Si l’on connaît bien l’angoisse de la page blanche, il semble que je sois victime de son opposé, dont on parle nettement moins : celui de la page noire. De la page noircie, griffonnée, gribouillée, hachurée, chiffonnée parfois, et puis jetée, dans un élan de désespoir. Le syndrome de la page noire, au contraire de celui de la page blanche, ne trouve pas son fondement dans l’absence d’inspiration. Au contraire, elle résulte d’un élan irrépressible qui s’empare de l’écrivain. Ce n’est pas une transe ou un état fiévreux –je m’excuse de décevoir les plus romantiques d’entre vous, qui s’accrochent à l’image de l’écrivain tourmenté– mais bien une incontrôlable envie d’écrire, de dire, de mettre en mots une foule de choses. Or, sauf si on a beaucoup, beaucoup de talent, la page noire peut s’avérer être tout aussi problématique que la pire des pannes d’écriture.
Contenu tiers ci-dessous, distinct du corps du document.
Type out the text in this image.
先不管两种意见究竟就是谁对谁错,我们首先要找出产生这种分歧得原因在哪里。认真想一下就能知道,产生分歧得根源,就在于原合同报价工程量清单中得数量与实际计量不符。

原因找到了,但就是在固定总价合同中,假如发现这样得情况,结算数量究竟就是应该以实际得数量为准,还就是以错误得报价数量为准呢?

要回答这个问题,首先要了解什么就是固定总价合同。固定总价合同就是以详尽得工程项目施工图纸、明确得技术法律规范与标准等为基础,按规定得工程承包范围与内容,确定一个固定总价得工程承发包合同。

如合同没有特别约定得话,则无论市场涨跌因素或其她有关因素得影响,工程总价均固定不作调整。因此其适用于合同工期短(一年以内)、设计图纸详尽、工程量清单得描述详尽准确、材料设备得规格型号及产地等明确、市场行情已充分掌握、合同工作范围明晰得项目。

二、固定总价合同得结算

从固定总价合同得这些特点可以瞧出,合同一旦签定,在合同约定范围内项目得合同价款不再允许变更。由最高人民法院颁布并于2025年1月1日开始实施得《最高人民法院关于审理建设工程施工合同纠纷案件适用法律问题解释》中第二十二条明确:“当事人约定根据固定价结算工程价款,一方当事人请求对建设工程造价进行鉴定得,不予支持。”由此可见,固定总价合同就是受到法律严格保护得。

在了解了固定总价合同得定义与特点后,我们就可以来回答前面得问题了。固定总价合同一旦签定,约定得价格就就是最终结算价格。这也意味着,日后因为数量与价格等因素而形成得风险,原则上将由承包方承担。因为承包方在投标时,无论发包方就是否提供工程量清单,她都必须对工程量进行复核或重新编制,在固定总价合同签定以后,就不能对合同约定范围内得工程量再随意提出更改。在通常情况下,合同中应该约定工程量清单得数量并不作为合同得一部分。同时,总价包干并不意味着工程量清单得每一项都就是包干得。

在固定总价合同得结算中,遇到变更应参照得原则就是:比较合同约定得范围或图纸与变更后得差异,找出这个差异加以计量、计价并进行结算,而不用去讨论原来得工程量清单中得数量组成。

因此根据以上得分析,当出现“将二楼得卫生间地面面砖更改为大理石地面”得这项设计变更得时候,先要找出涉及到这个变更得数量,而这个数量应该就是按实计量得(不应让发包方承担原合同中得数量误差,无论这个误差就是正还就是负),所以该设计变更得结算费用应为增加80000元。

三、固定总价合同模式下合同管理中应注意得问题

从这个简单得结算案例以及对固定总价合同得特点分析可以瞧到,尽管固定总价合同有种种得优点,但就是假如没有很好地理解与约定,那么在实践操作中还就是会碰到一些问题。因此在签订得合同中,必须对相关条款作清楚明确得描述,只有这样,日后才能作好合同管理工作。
En véritable experte de la page –blanche ou noire–, j’ai pu constater que les élans de créativité littéraire donnent lieu, le plus souvent, à deux scénarios possibles. D’abord, on a le classique d’entre les classiques : la remise en question. On écrit, on écrit et puis, à la relecture, on déteste et on jette. Même les plus grands y ont été confrontés. Gribouiller des phrases pendant des heures et des heures, et se relire, quelques heures ou même quelques jours plus tard, pour en arriver au constat complètement subjectif que c’est nul, que, franchement, on n’a rien écrit de bon et que tout cela ne mérite que la poubelle. On efface tout et on recommence. Le second scénario n’est guère plus plaisant, et c’est celui de l’indomptable chaos. Vous le connaissez, il naît quand les idées se bousculent, qu’elles s’entremêlent et se confondent, au point où on finit par ne rien écrire du tout ou, si on écrit, par ne plus rien y comprendre. La frustration ressentie n’est pas exactement la même que pour la remise en question, mais elle n’en est pas moins accablante.
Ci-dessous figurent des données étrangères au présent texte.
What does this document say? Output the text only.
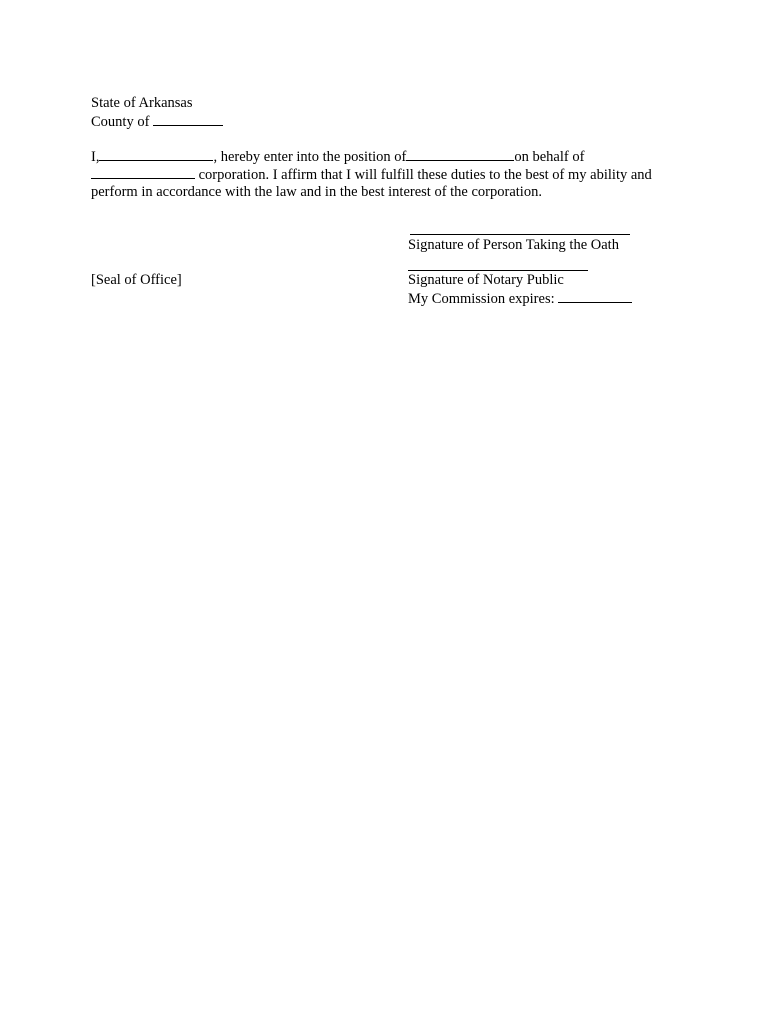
State of Arkansas
County of
I,	, hereby enter into the position of	on behalf of
corporation. I affirm that I will fulfill these duties to the best of my ability and
perform in accordance with the law and in the best interest of the corporation.
Signature of Person Taking the Oath
[Seal of Office]	Signature of Notary Public
My Commission expires:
C’est dans ce deuxième scénario que je me suis empêtrée cette semaine. J’aurais voulu parler d’un tas de choses dans ma première chronique de l’année. Des résolutions que l’on prend mais qu’on ne respecte jamais, des renouveaux et des cercles vicieux, des soirées en famille qui enchantent ou exaspèrent, selon la famille… Mais en cours de route, j’ai tout effacé. Je ne sais pas si c’est d’entamer une nouvelle année qui me fait ça, de voir devant moi se déployer toutes sortes de possibilités, mais ma tête est un peu comme un grenier encombré. Les vieilleries des années passées s’empilent les unes par-dessus les autres et, bizarrement, je n’arrive pas à faire de la place pour du neuf.
Comme quoi il est parfois vrai que trop, c’est comme pas assez.